A caminho da Conceição

Capela de Nossa Senhora da Conceição, Elvas.


Corriam os anos 80 do século passado e a 8 de dezembro a tradição familiar era peregrinar até à Porta da Esquina. Recordo-me que me vestiam com as melhores roupas domingueiras e depois de almoço lá íamos a caminho da Capela de Nossa Senhora da Conceição. Para mim era um acontecimento entre o festivo e o cansaço de parar e ter que cumprimentar todos aqueles conhecidos e familiares com os quais nos cruzávamos no caminho. Um pequeno inferno...

Eram naturalmente dias de frio, de agasalhos, e às vezes de chuva, contudo era sempre obrigatório fazer esta visita. Para a minha avó era a comemoração do dia da mãe, e não aquele dia estranho a princípios de maio. Como tal, e se não tivesse havido almoço familiar, tocava depois passar pela casa da avó para cumprimentá-la.

O dogma que reconhece a falta de pecado original de Maria, que esteve muito em moda nas cortes europeias seiscentistas, e na qual a Casa de Bragança se reconhecerá e promoverá a devoção à Imaculada Conceição, estará certamente na origem da capela elvense.

Em 1646 o rei D. João IV, em agradecimento à Virgem Maria de Vila Viçosa pela salvaguarda da nacionalidade portuguesa, consagra-lhe o reino e senhorios de Portugal, entregando-lhe simbolicamente a coroa de Portugal.

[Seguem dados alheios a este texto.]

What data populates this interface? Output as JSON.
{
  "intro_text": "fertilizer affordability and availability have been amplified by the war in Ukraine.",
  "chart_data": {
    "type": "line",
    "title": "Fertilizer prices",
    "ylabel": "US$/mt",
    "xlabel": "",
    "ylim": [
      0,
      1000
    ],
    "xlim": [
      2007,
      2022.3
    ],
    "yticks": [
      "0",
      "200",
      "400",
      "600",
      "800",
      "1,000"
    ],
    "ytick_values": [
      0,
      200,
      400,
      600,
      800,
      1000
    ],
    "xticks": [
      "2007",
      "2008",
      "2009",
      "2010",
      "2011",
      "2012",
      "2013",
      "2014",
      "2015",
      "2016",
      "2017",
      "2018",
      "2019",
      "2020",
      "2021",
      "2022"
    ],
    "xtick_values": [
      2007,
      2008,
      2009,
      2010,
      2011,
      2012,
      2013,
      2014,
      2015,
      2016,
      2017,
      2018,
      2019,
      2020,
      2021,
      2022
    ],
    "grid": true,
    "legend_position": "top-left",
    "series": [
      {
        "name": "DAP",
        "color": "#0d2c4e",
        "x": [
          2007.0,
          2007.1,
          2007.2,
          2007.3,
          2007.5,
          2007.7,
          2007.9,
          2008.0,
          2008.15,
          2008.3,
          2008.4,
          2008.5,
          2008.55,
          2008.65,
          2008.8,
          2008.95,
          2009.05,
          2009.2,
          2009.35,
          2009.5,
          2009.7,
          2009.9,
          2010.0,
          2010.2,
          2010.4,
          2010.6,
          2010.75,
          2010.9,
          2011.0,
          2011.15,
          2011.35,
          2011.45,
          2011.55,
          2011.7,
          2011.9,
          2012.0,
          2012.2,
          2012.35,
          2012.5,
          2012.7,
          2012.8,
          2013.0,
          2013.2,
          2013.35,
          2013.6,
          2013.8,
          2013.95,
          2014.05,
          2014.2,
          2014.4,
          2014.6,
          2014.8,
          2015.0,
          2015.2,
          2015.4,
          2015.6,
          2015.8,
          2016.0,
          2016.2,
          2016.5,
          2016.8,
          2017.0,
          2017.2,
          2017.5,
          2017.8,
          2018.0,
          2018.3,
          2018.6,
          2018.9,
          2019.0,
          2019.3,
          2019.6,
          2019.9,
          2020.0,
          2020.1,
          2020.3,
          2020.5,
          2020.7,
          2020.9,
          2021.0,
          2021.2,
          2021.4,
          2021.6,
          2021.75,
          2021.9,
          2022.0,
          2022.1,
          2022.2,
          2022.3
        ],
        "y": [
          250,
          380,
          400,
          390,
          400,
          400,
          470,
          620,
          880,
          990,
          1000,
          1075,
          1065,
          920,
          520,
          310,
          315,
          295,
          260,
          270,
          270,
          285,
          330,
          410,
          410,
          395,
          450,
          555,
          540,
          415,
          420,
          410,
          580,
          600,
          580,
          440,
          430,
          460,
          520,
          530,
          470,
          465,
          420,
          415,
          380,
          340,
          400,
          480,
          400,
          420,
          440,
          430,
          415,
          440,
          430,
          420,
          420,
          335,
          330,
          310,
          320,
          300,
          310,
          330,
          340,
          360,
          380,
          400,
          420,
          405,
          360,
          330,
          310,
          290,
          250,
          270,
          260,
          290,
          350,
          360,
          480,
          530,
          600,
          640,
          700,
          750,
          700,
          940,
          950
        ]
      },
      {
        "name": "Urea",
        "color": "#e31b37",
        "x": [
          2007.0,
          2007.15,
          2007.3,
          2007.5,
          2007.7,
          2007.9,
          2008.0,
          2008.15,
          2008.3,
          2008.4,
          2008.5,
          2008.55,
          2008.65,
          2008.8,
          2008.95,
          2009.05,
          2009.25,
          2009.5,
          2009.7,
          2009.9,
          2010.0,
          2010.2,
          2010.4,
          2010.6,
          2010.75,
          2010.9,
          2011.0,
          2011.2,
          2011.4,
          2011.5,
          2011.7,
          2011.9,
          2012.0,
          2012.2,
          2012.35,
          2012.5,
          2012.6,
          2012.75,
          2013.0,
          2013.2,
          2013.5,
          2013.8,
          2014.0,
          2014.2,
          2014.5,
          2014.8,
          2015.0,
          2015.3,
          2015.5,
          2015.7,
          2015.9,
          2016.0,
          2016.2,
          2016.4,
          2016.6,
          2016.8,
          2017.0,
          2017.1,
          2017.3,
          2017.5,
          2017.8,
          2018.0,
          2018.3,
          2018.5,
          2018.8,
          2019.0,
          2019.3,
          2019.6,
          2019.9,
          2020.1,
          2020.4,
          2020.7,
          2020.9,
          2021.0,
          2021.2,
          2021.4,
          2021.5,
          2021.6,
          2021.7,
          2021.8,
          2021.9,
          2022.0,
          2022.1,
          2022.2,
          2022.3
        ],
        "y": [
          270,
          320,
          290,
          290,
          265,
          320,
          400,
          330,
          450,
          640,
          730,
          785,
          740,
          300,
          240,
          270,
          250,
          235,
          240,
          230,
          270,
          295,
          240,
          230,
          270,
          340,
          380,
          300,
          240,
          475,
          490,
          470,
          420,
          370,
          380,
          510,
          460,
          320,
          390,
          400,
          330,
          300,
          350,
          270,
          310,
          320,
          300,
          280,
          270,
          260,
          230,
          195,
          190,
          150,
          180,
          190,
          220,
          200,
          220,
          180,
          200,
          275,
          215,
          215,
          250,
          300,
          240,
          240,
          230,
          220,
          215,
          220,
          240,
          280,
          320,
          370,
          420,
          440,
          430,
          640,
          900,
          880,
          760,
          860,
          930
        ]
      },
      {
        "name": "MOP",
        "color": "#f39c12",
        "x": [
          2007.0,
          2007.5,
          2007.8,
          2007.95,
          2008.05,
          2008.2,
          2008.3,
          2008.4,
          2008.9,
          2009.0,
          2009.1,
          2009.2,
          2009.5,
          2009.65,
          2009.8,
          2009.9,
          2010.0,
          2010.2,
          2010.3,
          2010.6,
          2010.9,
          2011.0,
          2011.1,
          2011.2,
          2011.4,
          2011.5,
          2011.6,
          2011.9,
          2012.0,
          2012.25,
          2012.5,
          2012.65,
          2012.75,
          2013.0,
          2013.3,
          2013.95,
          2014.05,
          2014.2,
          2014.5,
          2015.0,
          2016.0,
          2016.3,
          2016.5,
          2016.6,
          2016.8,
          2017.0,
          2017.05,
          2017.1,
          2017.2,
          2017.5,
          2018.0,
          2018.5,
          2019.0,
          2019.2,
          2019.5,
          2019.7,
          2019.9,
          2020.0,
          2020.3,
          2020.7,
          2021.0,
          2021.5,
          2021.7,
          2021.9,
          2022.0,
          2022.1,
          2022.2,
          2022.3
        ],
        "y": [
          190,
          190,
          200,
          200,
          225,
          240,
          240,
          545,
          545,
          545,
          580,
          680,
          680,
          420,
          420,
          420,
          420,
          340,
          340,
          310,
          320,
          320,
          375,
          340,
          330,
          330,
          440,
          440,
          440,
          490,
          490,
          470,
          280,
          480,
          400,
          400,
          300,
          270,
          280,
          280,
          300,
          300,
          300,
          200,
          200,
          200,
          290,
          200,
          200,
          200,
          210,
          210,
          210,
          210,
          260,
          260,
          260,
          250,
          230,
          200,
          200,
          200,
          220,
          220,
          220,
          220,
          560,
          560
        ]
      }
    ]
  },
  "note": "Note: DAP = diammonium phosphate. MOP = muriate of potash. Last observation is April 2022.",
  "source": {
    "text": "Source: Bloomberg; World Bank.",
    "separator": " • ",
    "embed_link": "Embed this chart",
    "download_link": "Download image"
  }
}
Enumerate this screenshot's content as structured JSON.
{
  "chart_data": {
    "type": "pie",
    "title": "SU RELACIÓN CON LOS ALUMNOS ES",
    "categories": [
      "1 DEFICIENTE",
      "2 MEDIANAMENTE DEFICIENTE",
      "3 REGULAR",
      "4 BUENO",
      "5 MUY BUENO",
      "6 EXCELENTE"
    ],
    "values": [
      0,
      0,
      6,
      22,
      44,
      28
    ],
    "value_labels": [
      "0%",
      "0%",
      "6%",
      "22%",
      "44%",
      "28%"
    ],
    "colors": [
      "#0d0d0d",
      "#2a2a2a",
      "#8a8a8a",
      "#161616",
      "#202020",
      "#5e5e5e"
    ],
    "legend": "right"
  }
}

Desde esse dia, conta a tradição, que os reis lusos não voltaram a cingir a coroa real. Ainda dentro desta devoção à Imaculada, o Restaurador vai decretar que em todas as cidades se coloque uma lápida votiva e dedicatória do povo do reino à Imaculada Conceição da Virgem Maria. Por ventura desse mandato real se iniciará em Elvas a construção desta capela sobre a porta da fortificação de Ian Ciersman.

A imagem da minha infância nas visitas à capela passa pela cor azul. Eu, pequeno, entre uma multidão que enchia o espaço exíguo da capela, rodeado de guarda-chuvas e terços num fundo azul.

Esse azul vem da cor da pintura das suas paredes e dos azulejos avulso, que na remodelação do sec. XVIII foram preenchendo os vazios do interior do corredor de acesso à capela. Estes azulejos, ditos de figura a avulsa, pois não compõe um padrão ou gravura, são originários da Real Fábrica de Louça do Rato em Lisboa. Servem de composição e adorno, para dar ainda maior importância e significado, ao painel das armas reais que coroa esta zona da capela. Também na fachada principal se pode observar outra composição de azulejos com as armas reais, num trabalho dos finais do sec. XIX . Do memso período são os azulejos que decoram a escadaria e alpendre desta capela, num estilo diferente dos anteriores. São peças enquadradas dentro do estilo neoclássico e atribuídas a Francisco de Paula e Oliveira, possivelmente o melhor pintor de azulejos à época e do qual afortunadamente existem estas peças na Cidade-Quartel de Elvas, Património Mundial.

Os anos passam, mas ainda restam os que mantêm dita tradição, cada vez em menor número. As peregrinações já não obedecem a tradições religiosas, mas a outras convenções sociais e económicas. A capela deixou de ser para mim um centro de romagem para os dias 8 de dezembro, e por ela passo a miúdo nos meus roteiros, aproveitando as vistas desde o miradouro adjunto sobre as muralhas e o aqueduto. Se houve um tempo recente em que passear por ali era de evitar, hoje a zona das Portas da Esquina é certamente um dos recantos mais bonitos do centro histórico de Elvas, sobretudo a visão da fachada exterior à Porta da Esquina com o revestimento de mármore.

Se tiveres um tempo livre faz uma peregrinação pessoal e patrimonial à Capela da Conceição.